Slain Gauteng department of health chief financial officer Babita Deokaran had insulated her family from the turmoil and dangers she faced at work, with her brother saying they only learnt of her hardships this week.
Deokaran died in a hail of bullets outside her home in the south of Johannesburg shortly after dropping her teenage daughter at school on Monday morning. Seven suspects were arrested in connection with her death, which has been described as a well-planned professional hit orchestrated high up in the echelons of government.
The special investigating unit (SIU) confirmed this week that Deokaran was a witness in the PPE scandal case.
Deokaran’s brother, Rakesh, told Sunday World that his sister did not share information about her working conditions, saying “she kept it to herself”.
He said they were devastated by her death, which had the hallmarks of a hit.
“I want proper justice for her. She was a humble, upright person. She shouldn’t have been killed like this for standing up [against corruption].”
Despite her family being kept in the dark, her colleagues in the corruption-plagued health department told a different tale, saying her life was under constant danger as she was not just a whistleblower on matters related to the SIU’S R350-million probe into the personal protective equipment (PPE) scandal, but was also seen as a stumbling block in making wrongful payments to unscrupulous suppliers who did not comply with government’s procurement processes.
A former colleague said she had been receiving death threats before the onset of Covid-19 in March last year.
“Talk to people in the Gauteng department of finance, they will tell you that she was receiving death threats way before Covid-19. She was instructed not to pay suppliers [whose submissions were not in order],” the colleague said.
“It was not only her, all people in the supply chain.”

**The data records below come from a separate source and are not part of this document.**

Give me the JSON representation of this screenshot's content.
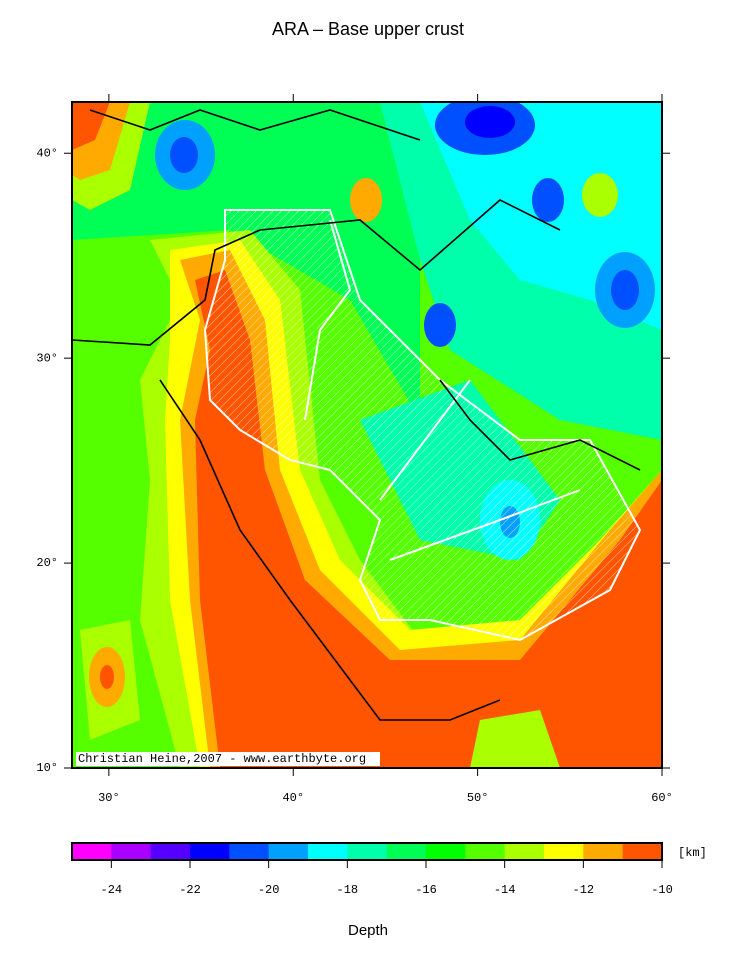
{
  "title": "ARA – Base upper crust",
  "map": {
    "xlim": [
      28,
      60
    ],
    "ylim": [
      10,
      42.5
    ],
    "xticks": [
      {
        "value": 30,
        "label": "30°"
      },
      {
        "value": 40,
        "label": "40°"
      },
      {
        "value": 50,
        "label": "50°"
      },
      {
        "value": 60,
        "label": "60°"
      }
    ],
    "yticks": [
      {
        "value": 10,
        "label": "10°"
      },
      {
        "value": 20,
        "label": "20°"
      },
      {
        "value": 30,
        "label": "30°"
      },
      {
        "value": 40,
        "label": "40°"
      }
    ],
    "credit": "Christian Heine,2007 - www.earthbyte.org"
  },
  "colorbar": {
    "lim": [
      -25,
      -10
    ],
    "ticks": [
      -24,
      -22,
      -20,
      -18,
      -16,
      -14,
      -12,
      -10
    ],
    "colors": [
      "#ff00ff",
      "#aa00ff",
      "#5500ff",
      "#0000ff",
      "#0050ff",
      "#00a0ff",
      "#00ffff",
      "#00ffaa",
      "#00ff55",
      "#00ff00",
      "#55ff00",
      "#aaff00",
      "#ffff00",
      "#ffaa00",
      "#ff5500"
    ],
    "unit": "[km]",
    "label": "Depth"
  }
}
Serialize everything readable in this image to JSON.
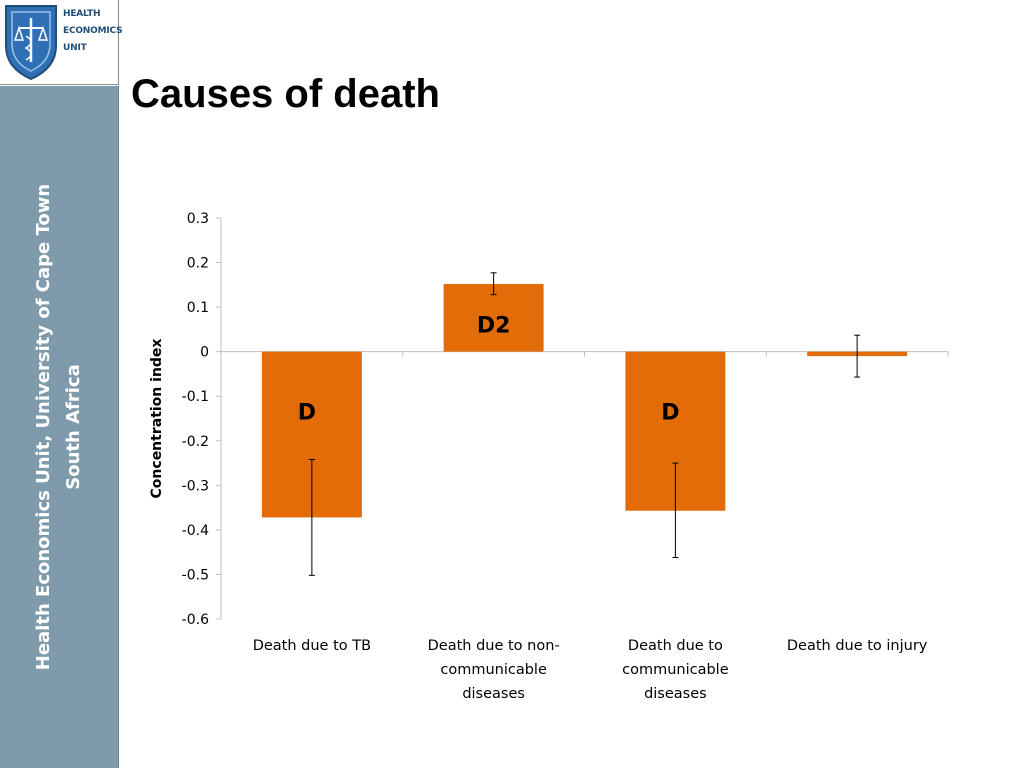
{
  "logo": {
    "line1": "HEALTH",
    "line2": "ECONOMICS",
    "line3": "UNIT"
  },
  "sidebar": {
    "line1": "Health Economics Unit, University of Cape Town",
    "line2": "South Africa"
  },
  "title": "Causes of death",
  "colors": {
    "bar": "#e36c09",
    "sidebar": "#7f9bab",
    "logo_blue": "#1f4e79",
    "axis": "#bfbfbf"
  },
  "chart_data": {
    "type": "bar",
    "title": "",
    "xlabel": "",
    "ylabel": "Concentration index",
    "ylim": [
      -0.6,
      0.3
    ],
    "yticks": [
      "0.3",
      "0.2",
      "0.1",
      "0",
      "-0.1",
      "-0.2",
      "-0.3",
      "-0.4",
      "-0.5",
      "-0.6"
    ],
    "ytick_values": [
      0.3,
      0.2,
      0.1,
      0,
      -0.1,
      -0.2,
      -0.3,
      -0.4,
      -0.5,
      -0.6
    ],
    "grid": false,
    "categories": [
      [
        "Death due to TB"
      ],
      [
        "Death due to non-",
        "communicable",
        "diseases"
      ],
      [
        "Death due to",
        "communicable",
        "diseases"
      ],
      [
        "Death due to injury"
      ]
    ],
    "values": [
      -0.372,
      0.152,
      -0.357,
      -0.01
    ],
    "error_low": [
      -0.502,
      0.128,
      -0.462,
      -0.057
    ],
    "error_high": [
      -0.242,
      0.177,
      -0.25,
      0.037
    ],
    "annotations": [
      "D",
      "D2",
      "D",
      ""
    ]
  }
}
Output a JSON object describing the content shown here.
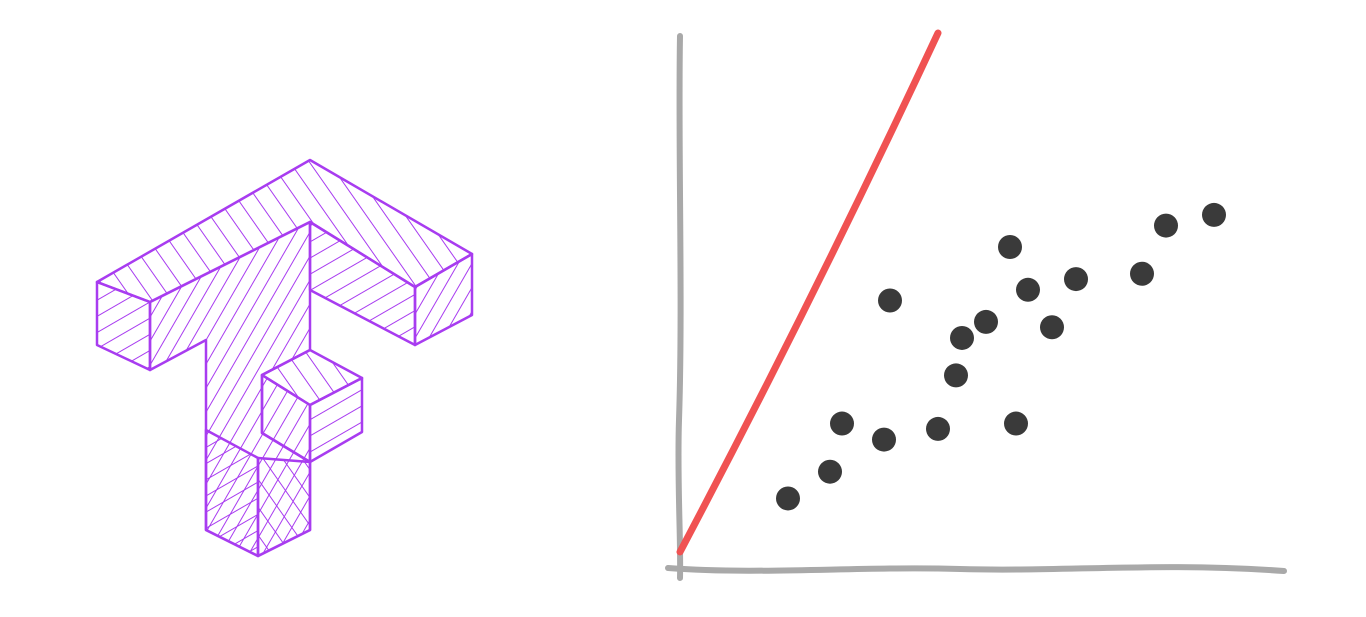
{
  "logo": {
    "icon": "tensorflow-logo-icon",
    "color": "#a83cf0",
    "style": "hand-drawn hatched isometric"
  },
  "chart_data": {
    "type": "scatter",
    "title": "",
    "xlabel": "",
    "ylabel": "",
    "grid": false,
    "xlim": [
      0,
      10
    ],
    "ylim": [
      0,
      10
    ],
    "axis_color": "#a9a9a9",
    "series": [
      {
        "kind": "points",
        "color": "#3a3a3a",
        "points": [
          [
            1.8,
            1.3
          ],
          [
            2.5,
            1.8
          ],
          [
            2.7,
            2.7
          ],
          [
            3.4,
            2.4
          ],
          [
            3.5,
            5.0
          ],
          [
            4.3,
            2.6
          ],
          [
            4.6,
            3.6
          ],
          [
            4.7,
            4.3
          ],
          [
            5.1,
            4.6
          ],
          [
            5.6,
            2.7
          ],
          [
            5.5,
            6.0
          ],
          [
            5.8,
            5.2
          ],
          [
            6.2,
            4.5
          ],
          [
            6.6,
            5.4
          ],
          [
            7.7,
            5.5
          ],
          [
            8.1,
            6.4
          ],
          [
            8.9,
            6.6
          ]
        ]
      },
      {
        "kind": "line",
        "color": "#f05252",
        "points": [
          [
            0.0,
            0.3
          ],
          [
            4.3,
            10.0
          ]
        ]
      }
    ]
  }
}
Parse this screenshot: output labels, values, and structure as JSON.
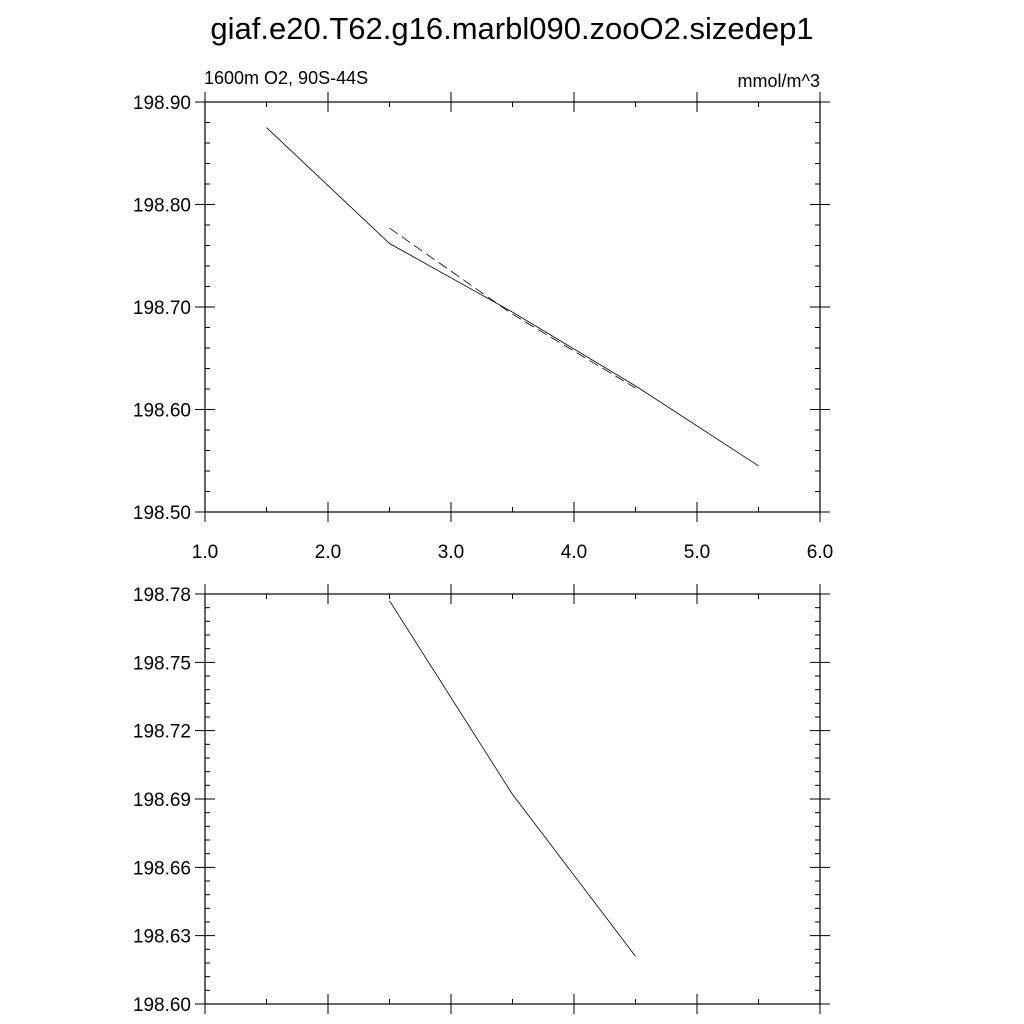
{
  "figure": {
    "title": "giaf.e20.T62.g16.marbl090.zooO2.sizedep1"
  },
  "chart_data": [
    {
      "type": "line",
      "left_label": "1600m O2, 90S-44S",
      "right_label": "mmol/m^3",
      "xlim": [
        1.0,
        6.0
      ],
      "ylim": [
        198.5,
        198.9
      ],
      "x_ticks": [
        1.0,
        2.0,
        3.0,
        4.0,
        5.0,
        6.0
      ],
      "x_tick_labels": [
        "1.0",
        "2.0",
        "3.0",
        "4.0",
        "5.0",
        "6.0"
      ],
      "y_ticks": [
        198.5,
        198.6,
        198.7,
        198.8,
        198.9
      ],
      "y_tick_labels": [
        "198.50",
        "198.60",
        "198.70",
        "198.80",
        "198.90"
      ],
      "grid": false,
      "series": [
        {
          "style": "solid",
          "x": [
            1.5,
            2.5,
            3.5,
            4.5,
            5.5
          ],
          "y": [
            198.875,
            198.762,
            198.695,
            198.623,
            198.545
          ]
        },
        {
          "style": "dashed",
          "x": [
            2.5,
            3.5,
            4.5
          ],
          "y": [
            198.777,
            198.693,
            198.621
          ]
        }
      ]
    },
    {
      "type": "line",
      "xlim": [
        1.0,
        6.0
      ],
      "ylim": [
        198.6,
        198.78
      ],
      "x_ticks": [
        1.0,
        2.0,
        3.0,
        4.0,
        5.0,
        6.0
      ],
      "x_tick_labels": [],
      "y_ticks": [
        198.6,
        198.63,
        198.66,
        198.69,
        198.72,
        198.75,
        198.78
      ],
      "y_tick_labels": [
        "198.60",
        "198.63",
        "198.66",
        "198.69",
        "198.72",
        "198.75",
        "198.78"
      ],
      "grid": false,
      "series": [
        {
          "style": "solid",
          "x": [
            2.5,
            3.5,
            4.5
          ],
          "y": [
            198.777,
            198.692,
            198.621
          ]
        }
      ]
    }
  ]
}
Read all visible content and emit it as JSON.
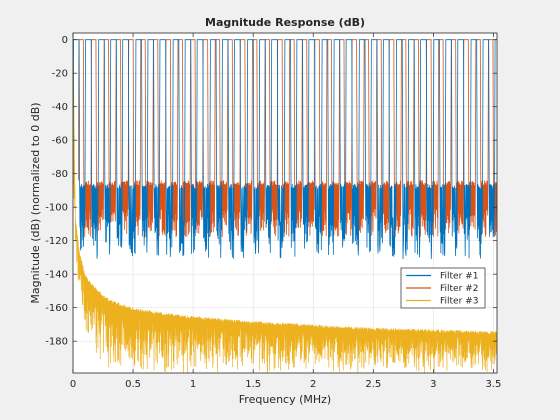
{
  "chart_data": {
    "type": "line",
    "title": "Magnitude Response (dB)",
    "xlabel": "Frequency (MHz)",
    "ylabel": "Magnitude (dB) (normalized to 0 dB)",
    "xlim": [
      0,
      3.53
    ],
    "ylim": [
      -199,
      4
    ],
    "xticks": [
      0,
      0.5,
      1,
      1.5,
      2,
      2.5,
      3,
      3.5
    ],
    "xtick_labels": [
      "0",
      "0.5",
      "1",
      "1.5",
      "2",
      "2.5",
      "3",
      "3.5"
    ],
    "yticks": [
      0,
      -20,
      -40,
      -60,
      -80,
      -100,
      -120,
      -140,
      -160,
      -180
    ],
    "ytick_labels": [
      "0",
      "-20",
      "-40",
      "-60",
      "-80",
      "-100",
      "-120",
      "-140",
      "-160",
      "-180"
    ],
    "grid": true,
    "legend_position": "lower-right",
    "series": [
      {
        "name": "Filter #1",
        "color": "#0072bd",
        "passband_db": 0,
        "stopband_db_range": [
          -123,
          -86
        ],
        "passband_starts_mhz": [
          0.0,
          0.1,
          0.21,
          0.31,
          0.41,
          0.52,
          0.62,
          0.72,
          0.83,
          0.93,
          1.03,
          1.14,
          1.24,
          1.34,
          1.45,
          1.55,
          1.65,
          1.76,
          1.86,
          1.96,
          2.07,
          2.17,
          2.27,
          2.38,
          2.48,
          2.58,
          2.69,
          2.79,
          2.89,
          3.0,
          3.1,
          3.2,
          3.31,
          3.41,
          3.51
        ],
        "passband_width_mhz": 0.055
      },
      {
        "name": "Filter #2",
        "color": "#d95319",
        "passband_db": 0,
        "stopband_db_range": [
          -118,
          -84
        ],
        "passband_starts_mhz": [
          0.045,
          0.15,
          0.255,
          0.355,
          0.46,
          0.56,
          0.665,
          0.77,
          0.87,
          0.975,
          1.08,
          1.18,
          1.285,
          1.39,
          1.49,
          1.595,
          1.7,
          1.8,
          1.905,
          2.01,
          2.11,
          2.215,
          2.32,
          2.42,
          2.525,
          2.63,
          2.73,
          2.835,
          2.94,
          3.04,
          3.145,
          3.25,
          3.35,
          3.455
        ],
        "passband_width_mhz": 0.045
      },
      {
        "name": "Filter #3",
        "color": "#edb120",
        "x": [
          0,
          0.02,
          0.05,
          0.1,
          0.2,
          0.3,
          0.5,
          0.75,
          1.0,
          1.5,
          2.0,
          2.5,
          3.0,
          3.5
        ],
        "upper_envelope_db": [
          0,
          -105,
          -125,
          -140,
          -149,
          -155,
          -160,
          -163,
          -165,
          -168,
          -170,
          -172,
          -173,
          -174
        ],
        "lower_envelope_db": [
          0,
          -140,
          -160,
          -175,
          -190,
          -199,
          -199,
          -199,
          -199,
          -199,
          -199,
          -199,
          -199,
          -199
        ]
      }
    ]
  }
}
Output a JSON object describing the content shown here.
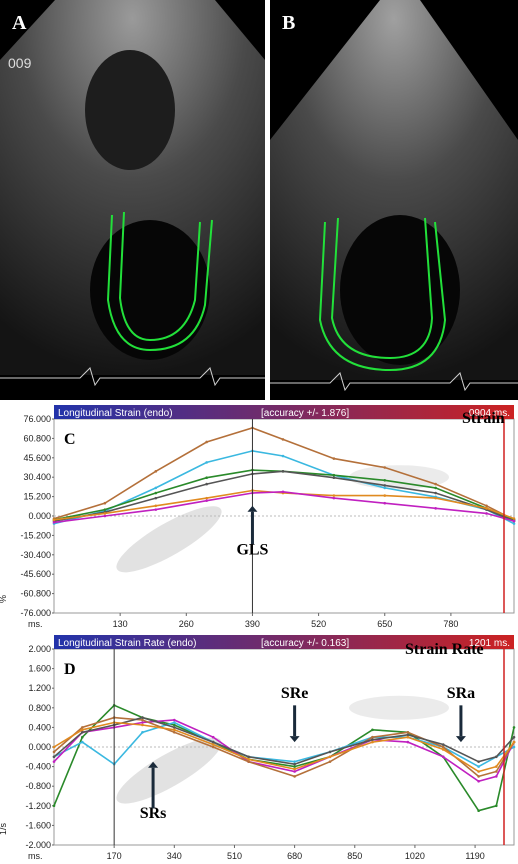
{
  "echo_panels": [
    {
      "label": "A",
      "overlay_text": "009"
    },
    {
      "label": "B",
      "overlay_text": ""
    }
  ],
  "colors": {
    "trace_green": "#22e03a",
    "brown": "#b4703a",
    "cyan": "#3ab8e0",
    "dark_green": "#2a8a2a",
    "orange": "#e08a20",
    "magenta": "#c020c0",
    "dark_gray": "#555555",
    "header_blue": "#2233aa",
    "header_red": "#cc2222",
    "marker_line": "#d02020",
    "annotation_gray": "#888888"
  },
  "chart_data": [
    {
      "panel_label": "C",
      "type": "line",
      "header_title": "Longitudinal Strain (endo)",
      "header_accuracy": "[accuracy +/- 1.876]",
      "header_time": "0904 ms.",
      "label": "Strain",
      "ylabel": "%",
      "x_unit_label": "ms.",
      "ylim": [
        -76,
        76
      ],
      "xlim": [
        0,
        904
      ],
      "y_ticks": [
        "76.000",
        "60.800",
        "45.600",
        "30.400",
        "15.200",
        "0.000",
        "-15.200",
        "-30.400",
        "-45.600",
        "-60.800",
        "-76.000"
      ],
      "x_ticks": [
        "130",
        "260",
        "390",
        "520",
        "650",
        "780"
      ],
      "x_tick_values": [
        130,
        260,
        390,
        520,
        650,
        780
      ],
      "annotations": [
        {
          "text": "GLS",
          "x": 390
        }
      ],
      "series": [
        {
          "color": "#b4703a",
          "x": [
            0,
            100,
            200,
            300,
            390,
            450,
            550,
            650,
            750,
            850,
            904
          ],
          "values": [
            -2,
            10,
            35,
            58,
            69,
            60,
            45,
            38,
            25,
            8,
            -3
          ]
        },
        {
          "color": "#3ab8e0",
          "x": [
            0,
            100,
            200,
            300,
            390,
            450,
            550,
            650,
            750,
            850,
            904
          ],
          "values": [
            -6,
            4,
            22,
            42,
            51,
            47,
            32,
            22,
            15,
            5,
            -6
          ]
        },
        {
          "color": "#2a8a2a",
          "x": [
            0,
            100,
            200,
            300,
            390,
            450,
            550,
            650,
            750,
            850,
            904
          ],
          "values": [
            -3,
            5,
            18,
            30,
            36,
            35,
            32,
            28,
            22,
            6,
            -3
          ]
        },
        {
          "color": "#555555",
          "x": [
            0,
            100,
            200,
            300,
            390,
            450,
            550,
            650,
            750,
            850,
            904
          ],
          "values": [
            -4,
            3,
            14,
            25,
            33,
            35,
            30,
            24,
            18,
            5,
            -4
          ]
        },
        {
          "color": "#e08a20",
          "x": [
            0,
            100,
            200,
            300,
            390,
            450,
            550,
            650,
            750,
            850,
            904
          ],
          "values": [
            -3,
            2,
            8,
            14,
            20,
            18,
            16,
            16,
            14,
            6,
            -2
          ]
        },
        {
          "color": "#c020c0",
          "x": [
            0,
            100,
            200,
            300,
            390,
            450,
            550,
            650,
            750,
            850,
            904
          ],
          "values": [
            -5,
            0,
            5,
            12,
            18,
            19,
            14,
            10,
            6,
            2,
            -4
          ]
        }
      ]
    },
    {
      "panel_label": "D",
      "type": "line",
      "header_title": "Longitudinal Strain Rate (endo)",
      "header_accuracy": "[accuracy +/- 0.163]",
      "header_time": "1201 ms.",
      "label": "Strain Rate",
      "ylabel": "1/s",
      "x_unit_label": "ms.",
      "ylim": [
        -2,
        2
      ],
      "xlim": [
        0,
        1300
      ],
      "y_ticks": [
        "2.000",
        "1.600",
        "1.200",
        "0.800",
        "0.400",
        "0.000",
        "-0.400",
        "-0.800",
        "-1.200",
        "-1.600",
        "-2.000"
      ],
      "x_ticks": [
        "170",
        "340",
        "510",
        "680",
        "850",
        "1020",
        "1190"
      ],
      "x_tick_values": [
        170,
        340,
        510,
        680,
        850,
        1020,
        1190
      ],
      "annotations": [
        {
          "text": "SRe",
          "x": 680
        },
        {
          "text": "SRa",
          "x": 1150
        },
        {
          "text": "SRs",
          "x": 280
        }
      ],
      "series": [
        {
          "color": "#2a8a2a",
          "x": [
            0,
            80,
            170,
            250,
            340,
            450,
            550,
            680,
            780,
            900,
            1000,
            1100,
            1200,
            1250,
            1300
          ],
          "values": [
            -1.2,
            0.2,
            0.85,
            0.6,
            0.45,
            0.1,
            -0.25,
            -0.4,
            -0.2,
            0.35,
            0.3,
            -0.2,
            -1.3,
            -1.2,
            0.4
          ]
        },
        {
          "color": "#3ab8e0",
          "x": [
            0,
            80,
            170,
            250,
            340,
            450,
            550,
            680,
            780,
            900,
            1000,
            1100,
            1200,
            1250,
            1300
          ],
          "values": [
            -0.2,
            0.1,
            -0.35,
            0.3,
            0.5,
            0.1,
            -0.2,
            -0.3,
            -0.1,
            0.2,
            0.2,
            0.0,
            -0.4,
            -0.2,
            0.0
          ]
        },
        {
          "color": "#c020c0",
          "x": [
            0,
            80,
            170,
            250,
            340,
            450,
            550,
            680,
            780,
            900,
            1000,
            1100,
            1200,
            1250,
            1300
          ],
          "values": [
            -0.3,
            0.3,
            0.4,
            0.5,
            0.55,
            0.2,
            -0.3,
            -0.5,
            -0.2,
            0.15,
            0.1,
            -0.2,
            -0.7,
            -0.6,
            0.1
          ]
        },
        {
          "color": "#b4703a",
          "x": [
            0,
            80,
            170,
            250,
            340,
            450,
            550,
            680,
            780,
            900,
            1000,
            1100,
            1200,
            1250,
            1300
          ],
          "values": [
            -0.1,
            0.4,
            0.6,
            0.55,
            0.3,
            0.0,
            -0.3,
            -0.6,
            -0.3,
            0.2,
            0.3,
            0.0,
            -0.6,
            -0.5,
            0.1
          ]
        },
        {
          "color": "#555555",
          "x": [
            0,
            80,
            170,
            250,
            340,
            450,
            550,
            680,
            780,
            900,
            1000,
            1100,
            1200,
            1250,
            1300
          ],
          "values": [
            -0.2,
            0.3,
            0.45,
            0.6,
            0.4,
            0.1,
            -0.2,
            -0.35,
            -0.1,
            0.15,
            0.25,
            0.05,
            -0.3,
            -0.2,
            0.2
          ]
        },
        {
          "color": "#e08a20",
          "x": [
            0,
            80,
            170,
            250,
            340,
            450,
            550,
            680,
            780,
            900,
            1000,
            1100,
            1200,
            1250,
            1300
          ],
          "values": [
            0.0,
            0.35,
            0.5,
            0.45,
            0.35,
            0.05,
            -0.25,
            -0.45,
            -0.2,
            0.1,
            0.2,
            -0.05,
            -0.5,
            -0.4,
            0.1
          ]
        }
      ]
    }
  ]
}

Another insider said officials in the procurement departments of health and education – which have the province’s biggest budgets – always faced death threats. “There are people whose livelihood is dependent on the department. The procurement of health is gold,” the senior official said.
The alleged hitmen are said to hail from Kwazulu-natal. A police source who deals with high-profile cases told Sunday World that the suspects who were arrested at the house in Rosettenville were tracked down through sophisticated cellphone triangulation, which is similar to GPS tracking.
A combined heavily armed team of about 20 members of the SAPS Tactical Response Team, National Intervention Unit, Johannesburg East Crime Intelligence, SAPS Johannesburg K9 Unit, SAPS Gauteng Serious and Violent Crimes Unit, Special Task Force alongside private security companies such as Fidelity Specialised Services and the Community Active Protection surrounded the area and arrested seven suspects. The police mole added that the suspects were arrested in the early hours of the morning at about 3am while they were sleeping in the house in Rosettenvile.
“They was no shootout as the suspects were outnumbered and they could not even try to run. The area was surrounded by heavily armed law enforcement officers. The officers made sure that they would be no casualties when the arrest was effected,” said the police source.
Deokaran had confided to Ahmed Kathrada Foundation’s Nishan Bolton about her troubles related to the procurement of PPES from as early as
June 2020. “Her contacting me was when the foundation and the Council of Churches were starting to make a noise around the PPE scandals. She took courage from the fact that there were people from outside of government who were saying what she was feeling,” Bolton said.
“She never shared any threats with me she might have been experiencing. But from the little I know of her character, I can understand that if she was not paying suppliers, there was something wrong with the way those suppliers were selected or with the paperwork itself,” he added.
Auditor-general Tsakani Maluleke in June flagged irregularities in the Gauteng provincial government’s spending on Covid-19 activities. Special reports from Malulekes’s office tabled in the Gauteng legislature made a host of findings. These included 22 instances where PPE contracts were awarded to suppliers with no previous history of supplying PPE, the total value of more than R440-million.
Another startling finding was that 23 unlisted suppliers were used to procure PPE amounting to R862.5-million.
The killing of whistleblowers has become the norm in South Africa with little consequences for the murderers and their handlers. The killers of former ANC North West municipal councillor Moss Phakoe, erstwhile City of Mbombela speaker Jimmy Mohlala and former ANC Youth League secretary-general Sindiso Magaqa, who were known for standing up against corruption, have never been apprehended.
Commissioner Michael Seloane, on behalf of the Public Service Commission, said: “The attack on her is part of an orchestrated campaign by forces of darkness in South Africa who are doing what they can to ensure that the public service is inefficient and ineffective.”
Respected academic and Kwazulu-natal-based violence monitor Prof Mary de Haas, pointed to a lack of police intelligence on the ground and a witness protection programme in tatters.
“The witness protection programme is in shambles. This also points to a lack of capacity in the intelligence services because KZN is known to be a breeding ground for hired assassins. These are often desperate young men recruited from KZN rural villages.”